依存树库 (Dependency Treebanks):
- 早期NLP系统多为规则驱动，效果不佳，原因包括：
  1. 语言用法复杂多样，存在大量“长尾”现象，难以用规则完全覆盖。
  2. 歧义问题难以解决，规则系统无法有效选择正确的分析。
- 转折点 (1980s末-1990s): 构建标注数据集成为NLP研究的重要方向。
- Universal Dependencies (UD) Treebanks: 一个重要的跨语言项目，包含超过100种语言的、采用统一依存标注规范的树库。课程作业将使用此类数据。
- 树库的价值:
  1. 提供可复用的高质量标注数据。
  2. 为机器学习模型提供统计频率信息。
  3. 建立了评估NLP系统性能的标准化方法（在此之前，系统评估往往缺乏系统性）。
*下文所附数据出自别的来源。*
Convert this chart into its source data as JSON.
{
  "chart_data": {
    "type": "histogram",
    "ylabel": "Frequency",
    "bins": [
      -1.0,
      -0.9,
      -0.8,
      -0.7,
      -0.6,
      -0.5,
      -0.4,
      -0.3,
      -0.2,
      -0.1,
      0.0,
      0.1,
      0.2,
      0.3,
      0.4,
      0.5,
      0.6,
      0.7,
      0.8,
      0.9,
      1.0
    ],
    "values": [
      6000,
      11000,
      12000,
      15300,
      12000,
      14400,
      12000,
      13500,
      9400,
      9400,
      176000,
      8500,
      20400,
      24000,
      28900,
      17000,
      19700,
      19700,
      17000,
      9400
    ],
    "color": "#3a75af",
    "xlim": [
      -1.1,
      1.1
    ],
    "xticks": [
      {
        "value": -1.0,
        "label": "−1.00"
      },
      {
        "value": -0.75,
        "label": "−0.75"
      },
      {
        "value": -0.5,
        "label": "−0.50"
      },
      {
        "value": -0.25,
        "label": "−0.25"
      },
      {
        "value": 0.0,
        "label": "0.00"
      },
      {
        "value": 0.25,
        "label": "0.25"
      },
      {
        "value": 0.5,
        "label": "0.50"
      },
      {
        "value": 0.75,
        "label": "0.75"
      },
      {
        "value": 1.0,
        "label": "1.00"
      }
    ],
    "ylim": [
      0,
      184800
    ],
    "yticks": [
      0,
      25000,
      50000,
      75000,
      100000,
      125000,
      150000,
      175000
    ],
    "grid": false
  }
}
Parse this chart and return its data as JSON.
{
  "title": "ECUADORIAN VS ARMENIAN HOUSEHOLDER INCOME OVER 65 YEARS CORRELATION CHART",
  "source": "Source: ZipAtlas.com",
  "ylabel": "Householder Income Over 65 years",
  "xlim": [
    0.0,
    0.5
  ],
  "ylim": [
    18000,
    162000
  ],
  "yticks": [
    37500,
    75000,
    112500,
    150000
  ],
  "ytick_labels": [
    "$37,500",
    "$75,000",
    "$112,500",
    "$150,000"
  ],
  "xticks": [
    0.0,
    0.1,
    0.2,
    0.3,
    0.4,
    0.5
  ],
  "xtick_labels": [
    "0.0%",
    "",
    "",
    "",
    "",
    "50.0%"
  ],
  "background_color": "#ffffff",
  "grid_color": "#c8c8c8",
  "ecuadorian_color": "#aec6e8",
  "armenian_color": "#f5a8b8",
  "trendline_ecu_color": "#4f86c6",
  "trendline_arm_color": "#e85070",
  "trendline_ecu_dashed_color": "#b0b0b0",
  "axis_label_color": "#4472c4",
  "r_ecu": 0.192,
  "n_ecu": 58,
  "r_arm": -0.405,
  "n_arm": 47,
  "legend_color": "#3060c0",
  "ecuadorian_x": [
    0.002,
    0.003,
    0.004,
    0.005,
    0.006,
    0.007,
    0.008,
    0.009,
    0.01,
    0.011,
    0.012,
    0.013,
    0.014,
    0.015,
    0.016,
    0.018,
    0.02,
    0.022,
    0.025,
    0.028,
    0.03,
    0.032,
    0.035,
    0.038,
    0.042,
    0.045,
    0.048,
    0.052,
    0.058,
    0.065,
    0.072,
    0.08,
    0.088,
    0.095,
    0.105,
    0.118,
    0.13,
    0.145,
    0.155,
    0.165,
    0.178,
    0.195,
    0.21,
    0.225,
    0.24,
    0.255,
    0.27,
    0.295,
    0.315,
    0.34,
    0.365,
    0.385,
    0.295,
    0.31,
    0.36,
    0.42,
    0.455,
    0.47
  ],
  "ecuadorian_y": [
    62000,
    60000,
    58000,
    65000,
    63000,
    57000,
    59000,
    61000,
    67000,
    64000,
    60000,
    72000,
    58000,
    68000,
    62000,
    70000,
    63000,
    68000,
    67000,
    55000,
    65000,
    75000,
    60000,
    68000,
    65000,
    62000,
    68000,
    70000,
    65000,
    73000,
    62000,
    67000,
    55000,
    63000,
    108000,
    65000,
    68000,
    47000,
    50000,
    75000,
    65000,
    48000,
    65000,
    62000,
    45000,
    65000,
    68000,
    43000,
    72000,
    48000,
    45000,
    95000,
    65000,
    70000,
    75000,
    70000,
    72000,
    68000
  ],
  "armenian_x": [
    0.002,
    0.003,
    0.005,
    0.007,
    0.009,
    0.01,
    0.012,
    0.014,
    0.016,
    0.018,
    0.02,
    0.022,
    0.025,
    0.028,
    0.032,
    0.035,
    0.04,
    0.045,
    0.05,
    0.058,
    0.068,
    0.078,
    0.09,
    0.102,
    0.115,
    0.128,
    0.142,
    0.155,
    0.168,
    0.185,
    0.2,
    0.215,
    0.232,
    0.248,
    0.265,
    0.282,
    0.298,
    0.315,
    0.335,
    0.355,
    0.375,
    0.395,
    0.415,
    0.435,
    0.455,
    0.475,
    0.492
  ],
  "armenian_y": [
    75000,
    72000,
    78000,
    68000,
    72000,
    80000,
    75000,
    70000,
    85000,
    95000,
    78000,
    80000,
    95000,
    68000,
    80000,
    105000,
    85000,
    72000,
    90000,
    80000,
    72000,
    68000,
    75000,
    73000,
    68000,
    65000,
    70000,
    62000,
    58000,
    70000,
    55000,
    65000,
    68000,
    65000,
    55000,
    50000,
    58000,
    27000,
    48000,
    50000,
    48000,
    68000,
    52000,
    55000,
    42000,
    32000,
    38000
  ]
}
基于转移的依存句法分析 (Transition-based Dependency Parsing)

这是一种主流的依存句法分析方法。

句法分析器决策所需信息:
1. 核心词与修饰词之间的双词汇亲和度 (e.g., "discussion of issues" 合理)。
2. 依存距离 (多数依存关系是短距离的)。
3. 中间词信息 (依存关系很少跨越动词或标点)。
4. 核心词的配价 (Valency，即一个词倾向于带多少个、什么类型的论元)。
投射性 (Projectivity):
- 投射性依存 (Projective dependencies): 依存弧不交叉，可以映射为上下文无关文法的树结构。
- 非投射性依存 (Non-projective dependencies): 依存弧交叉。例如："I'll give a talk tomorrow [on neural networks]" (on neural networks 修饰 talk, tomorrow 修饰 give)。问句中也常见。
- 本课程中的分析器将只处理投射性依存。
基于转移的分析过程 (Greedy Decision-based Parsing):
- 数据结构:
  - 栈 (Stack): 存放已处理或部分处理的词语和子结构 (栈顶在右)。
  - 缓冲区 (Buffer): 存放剩余未处理的输入词语 (队首在左)。
  - 依存弧集合 (Set of Arcs): 存储已构建的依存关系。
- 核心转移操作:
  1. SHIFT: 将缓冲区队首的词移入栈顶。
  2. LEFT-ARC (LA): 将栈顶第二个词作为核心词，栈顶词作为其修饰词，建立依存关系，并将修饰词（原栈顶词）从栈中移除。
  3. RIGHT-ARC (RA): 将栈顶词作为核心词，栈顶第二个词作为其修饰词，建立依存关系，并将修饰词（原栈顶第二个词）从栈中移除。
- 示例: "I ate fish" (ROOT I ate fish)
  1. 初始: Stack: [ROOT], Buffer: [I, ate, fish]
  2. SHIFT -> Stack: [ROOT, I], Buffer: [ate, fish]
  3. SHIFT -> Stack: [ROOT, I, ate], Buffer: [fish]
  4. LEFT-ARC (ate <- I) -> Stack: [ROOT, ate], Arcs: {(ate, I)}, Buffer: [fish]
  5. SHIFT -> Stack: [ROOT, ate, fish], Buffer: []
  6. RIGHT-ARC (ate -> fish) -> Stack: [ROOT, ate], Arcs: {(ate, I), (ate, fish)}, Buffer: []
  7. RIGHT-ARC (ROOT -> ate) -> Stack: [ROOT], Arcs: {(ate, I), (ate, fish), (ROOT, ate)}, Buffer: []
  8. 结束: Buffer为空，Stack仅含ROOT。
- 机器学习角色: 在每一步，机器学习模型预测应执行哪种转移操作 (SHIFT, LA, RA)。
- 优点: 线性时间复杂度 (O(n))，效率高。
- 早期方法 (Nivre, 2003): 使用传统的机器学习模型（如SVM、逻辑回归）和大量指示性特征 (indicator features)。
  - 特征示例: 栈顶词是"good"且词性是形容词；栈顶词是"good"且栈顶第二个词是"has"。
  - 问题: 特征数量巨大（数百万），非常稀疏，特征计算本身耗时。
评估指标:
- 无标记附着得分 (Unlabeled Attachment Score, UAS): 正确的（核心词，修饰词）依存弧比例。
- 有标记附着得分 (Labeled Attachment Score, LAS): 正确的（核心词，修饰词，依存关系标签）三元组比例。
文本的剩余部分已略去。